The courtroom.
A jury of 12 common people with no law experience.
A judge and two lawyers with expertise in knowing, arguing, and debating the law.
Why do we trust the verdict of these 12 common folks over the trained & educated scholars who have specialized skills in understanding the law?
G. K. Chesterton tells us:
“Our civilization has decided, and very justly decided, that determining the guilt or innocence of men is a thing too important to be trusted to trained men. If it wishes for light upon that awful matter, it asks men who know no more law than I know, but who can feel the things that I felt in the jury box. When it wants a library catalogued, or the solar system discovered, or any trifle of that kind, it uses up its specialists. But when it wishes anything done which is really serious, it collects twelve of the ordinary men standing round. The same thing was done, if I remember right, by the Founder of Christianity.”

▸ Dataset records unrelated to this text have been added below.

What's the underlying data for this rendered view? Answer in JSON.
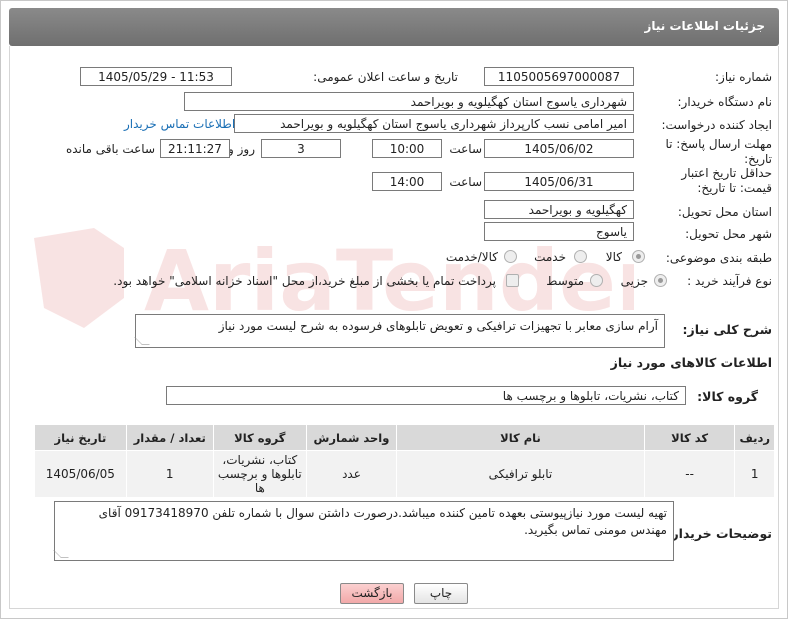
{
  "header": {
    "title": "جزئیات اطلاعات نیاز"
  },
  "labels": {
    "need_number": "شماره نیاز:",
    "announce_datetime": "تاریخ و ساعت اعلان عمومی:",
    "buyer_org": "نام دستگاه خریدار:",
    "requester": "ایجاد کننده درخواست:",
    "reply_deadline": "مهلت ارسال پاسخ: تا تاریخ:",
    "time": "ساعت",
    "day_and": "روز و",
    "time_remaining": "ساعت باقی مانده",
    "price_validity": "حداقل تاریخ اعتبار قیمت: تا تاریخ:",
    "delivery_province": "استان محل تحویل:",
    "delivery_city": "شهر محل تحویل:",
    "category": "طبقه بندی موضوعی:",
    "purchase_type": "نوع فرآیند خرید :",
    "general_desc": "شرح کلی نیاز:",
    "goods_info": "اطلاعات کالاهای مورد نیاز",
    "goods_group": "گروه کالا:",
    "buyer_notes": "توضیحات خریدار:"
  },
  "values": {
    "need_number": "1105005697000087",
    "announce_datetime": "1405/05/29 - 11:53",
    "buyer_org": "شهرداری یاسوج استان کهگیلویه و بویراحمد",
    "requester": "امیر امامی نسب کارپرداز شهرداری یاسوج استان کهگیلویه و بویراحمد",
    "buyer_contact_link": "اطلاعات تماس خریدار",
    "reply_date": "1405/06/02",
    "reply_time": "10:00",
    "days_left": "3",
    "time_left": "21:11:27",
    "price_date": "1405/06/31",
    "price_time": "14:00",
    "delivery_province": "کهگیلویه و بویراحمد",
    "delivery_city": "یاسوج",
    "general_desc": "آرام سازی معابر با تجهیزات ترافیکی و تعویض تابلوهای فرسوده به شرح لیست مورد نیاز",
    "goods_group": "کتاب، نشریات، تابلوها و برچسب ها",
    "buyer_notes": "تهیه لیست مورد نیازپیوستی بعهده تامین کننده میباشد.درصورت داشتن سوال با شماره تلفن 09173418970 آقای مهندس مومنی تماس بگیرید."
  },
  "category_options": {
    "goods": "کالا",
    "service": "خدمت",
    "goods_service": "کالا/خدمت",
    "selected": "goods"
  },
  "purchase_options": {
    "minor": "جزیی",
    "medium": "متوسط",
    "selected": "minor",
    "treasury_note": "پرداخت تمام یا بخشی از مبلغ خرید،از محل \"اسناد خزانه اسلامی\" خواهد بود."
  },
  "table": {
    "headers": [
      "ردیف",
      "کد کالا",
      "نام کالا",
      "واحد شمارش",
      "گروه کالا",
      "تعداد / مقدار",
      "تاریخ نیاز"
    ],
    "rows": [
      [
        "1",
        "--",
        "تابلو ترافیکی",
        "عدد",
        "کتاب، نشریات، تابلوها و برچسب ها",
        "1",
        "1405/06/05"
      ]
    ]
  },
  "buttons": {
    "print": "چاپ",
    "back": "بازگشت"
  },
  "watermark": {
    "text": "AriaTender.neT"
  },
  "colors": {
    "link": "#1a6fb5",
    "back_button": "#f7b9b9",
    "title_bar": "#7a7a7a"
  }
}
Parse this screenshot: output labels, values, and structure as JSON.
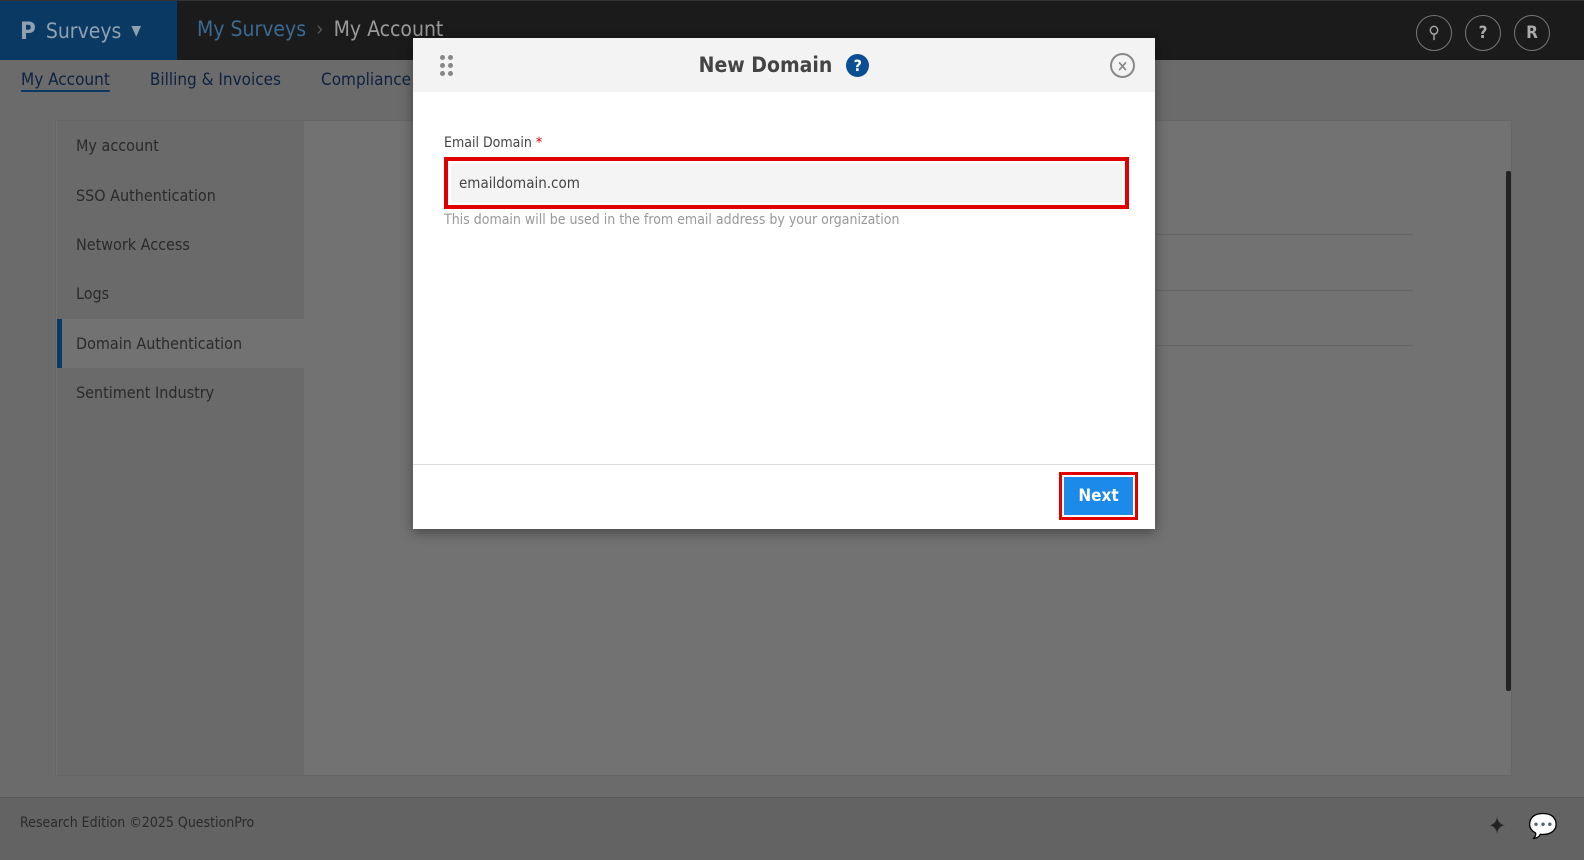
{
  "header": {
    "logo": "P",
    "app": "Surveys",
    "breadcrumb": [
      "My Surveys",
      "My Account"
    ],
    "icons": [
      "search-icon",
      "help-icon"
    ],
    "avatar": "R"
  },
  "tabs": [
    "My Account",
    "Billing & Invoices",
    "Compliance"
  ],
  "sidebar": [
    "My account",
    "SSO Authentication",
    "Network Access",
    "Logs",
    "Domain Authentication",
    "Sentiment Industry"
  ],
  "footer": {
    "text": "Research Edition ©2025 QuestionPro"
  },
  "modal": {
    "title": "New Domain",
    "field_label": "Email Domain",
    "required": "*",
    "field_value": "emaildomain.com",
    "hint": "This domain will be used in the from email address by your organization",
    "next": "Next"
  },
  "colors": {
    "brand": "#0b5da3",
    "primary_button": "#1b8ae8",
    "highlight": "#e00000"
  }
}
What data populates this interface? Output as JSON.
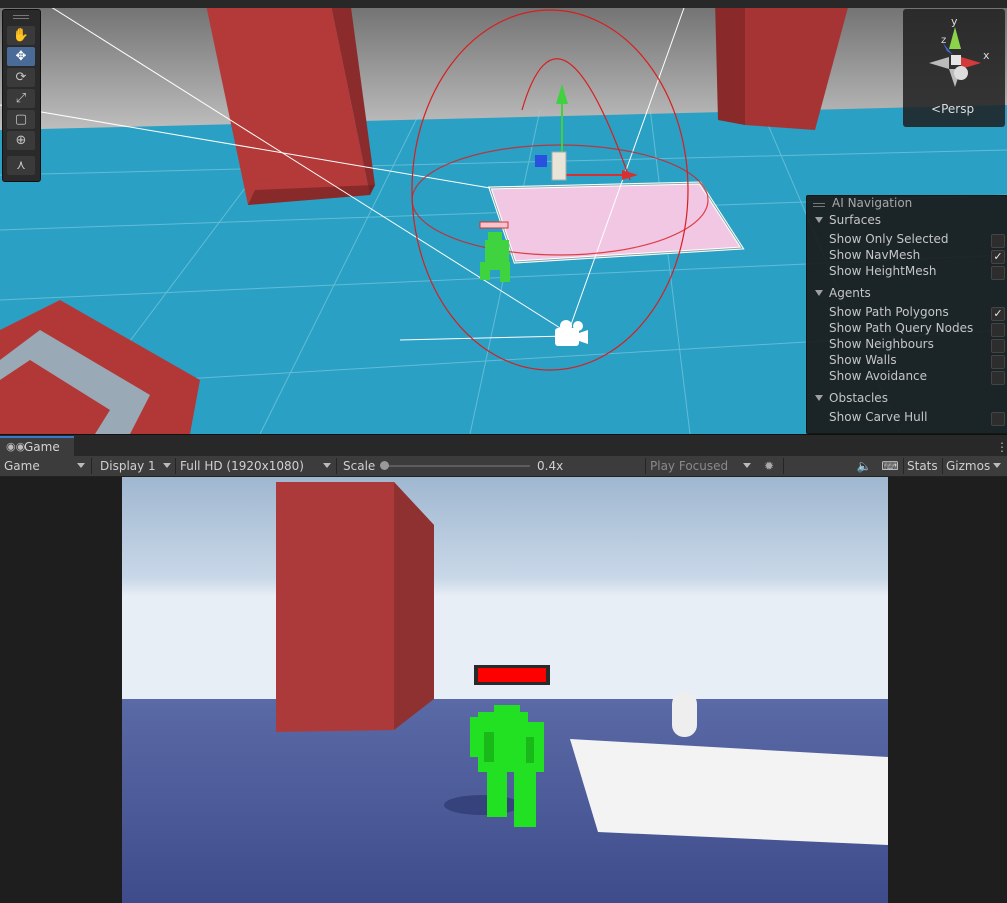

Twelve common men who weighed the evidence and it transformed their lives. They became bold witnesses of the resurrection of Jesus Christ.
Ravi Zacharias: “You be the judge. The jury has already recorded its conclusion in the pages of the Bible.”
I hope you have agreed with the decision of the Apostles and confessed Jesus as Lord.
G. K. Chesterton:
“Christianity has not been tried and found wanting; it has been found difficult and not tried.”